Design

Frank Lloyd Wright For Our Feathered Friends

January 28, 2015

When I saw the sample of our new Prairie Bird Feeder from across the room, I recognized its inspiration instantly: the so-called “Tree of Life” art glass pattern—probably the best-known motif from Frank Lloyd Wright’s Buffalo masterpiece, the Darwin D. Martin House.

 

Prairie Bird Feeder

But I suppose I should be able to spot such patterns at 50 paces. After all, I spent nine years as curator for the Martin House Restoration Corporation, helping to preserve, document, and share such designs with the public. I stopped short of getting a Tree of Life tattoo, but you might say that the Prairie style is in my blood.

Frank Lloyd Wright designed in concert with Nature—with a capital N, he insisted—and Drew Kelley’s Wright-inspired bird feeder design follows that organic lead. The cedar feeder is simply stained as Wright might have done, and its miniature roof is gently pitched and cantilevered like the rooflines of the Martin House and other homes of Wright’s Prairie period (c. 1900-1914). Add the art glass motif applied to the side panels, and those birds will be eating in sublime style.

Darwin D. Martin House

Darwin D. Martin House, Wikimedia Commons
But there’s another connection between Kelley’s bird feeder and the Wright house that inspired it. With relatively free reign on his ambitious Buffalo commission, Wright designed not only an interconnected complex of five buildings for the Martin family, but also an impressive complement of furniture, fixtures, art glass (nearly 400 pieces), and custom architectural details. He even designed custom clothesline poles for the kitchen garden and four limestone birdhouses to adorn the roof of the Martins’ conservatory.

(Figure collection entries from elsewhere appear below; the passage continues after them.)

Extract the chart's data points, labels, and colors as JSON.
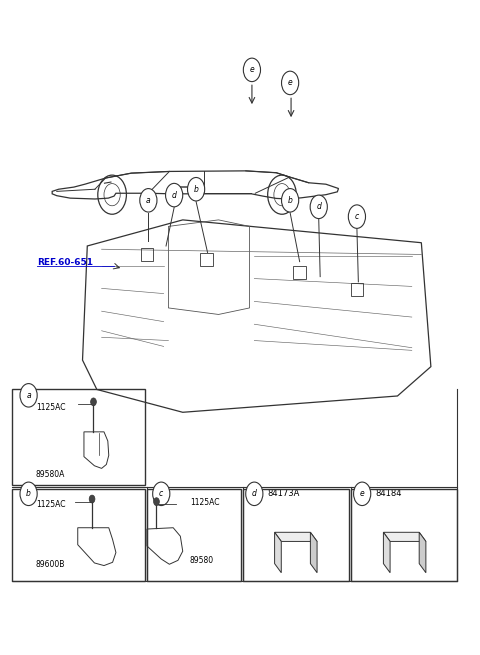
{
  "bg_color": "#ffffff",
  "figure_width": 4.8,
  "figure_height": 6.55,
  "dpi": 100,
  "ref_text": "REF.60-651",
  "ref_color": "#0000cc",
  "line_color": "#333333",
  "text_color": "#000000",
  "box_labels": {
    "a_parts": [
      "1125AC",
      "89580A"
    ],
    "b_parts": [
      "1125AC",
      "89600B"
    ],
    "c_parts": [
      "1125AC",
      "89580"
    ],
    "d_label": "84173A",
    "e_label": "84184"
  }
}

Wright’s birdhouses feature multiple chambers in a colony-like configuration favored by purple martins. So, scholars suspect that the birdhouses were, in part, a play on the name of the client (martin / Martin). And like purple martins, the human Martins lived communally, with extended Martin family (Darwin D. Martin’s sister Delta Barton and her family in the smaller house in the complex) and servants living in the same complex. Beyond Buffalo, Wright also designed a custom birdhouse for the Westcott house in Springfield, Ohio.

Darwin Martin Bird Houses

Birdhouses, Darwin D. Martin House. Biff Henrich /IMG_INK, courtesy Martin House Restoration Corporation.
After challenging American architecture in the Prairie period, Wright went on to design some of the most iconic buildings of the 20th century, such as Fallingwater and the Guggenheim museum in New York. His body of work—both realized and conceptual—also includes a mile high skyscraper for Chicago, and a house for Marilyn Monroe and Arthur Miller.

Despite this dazzling portfolio, you can safely say that at least a few of Frank Lloyd Wright’s designs were for the birds…and so is our new bird feeder.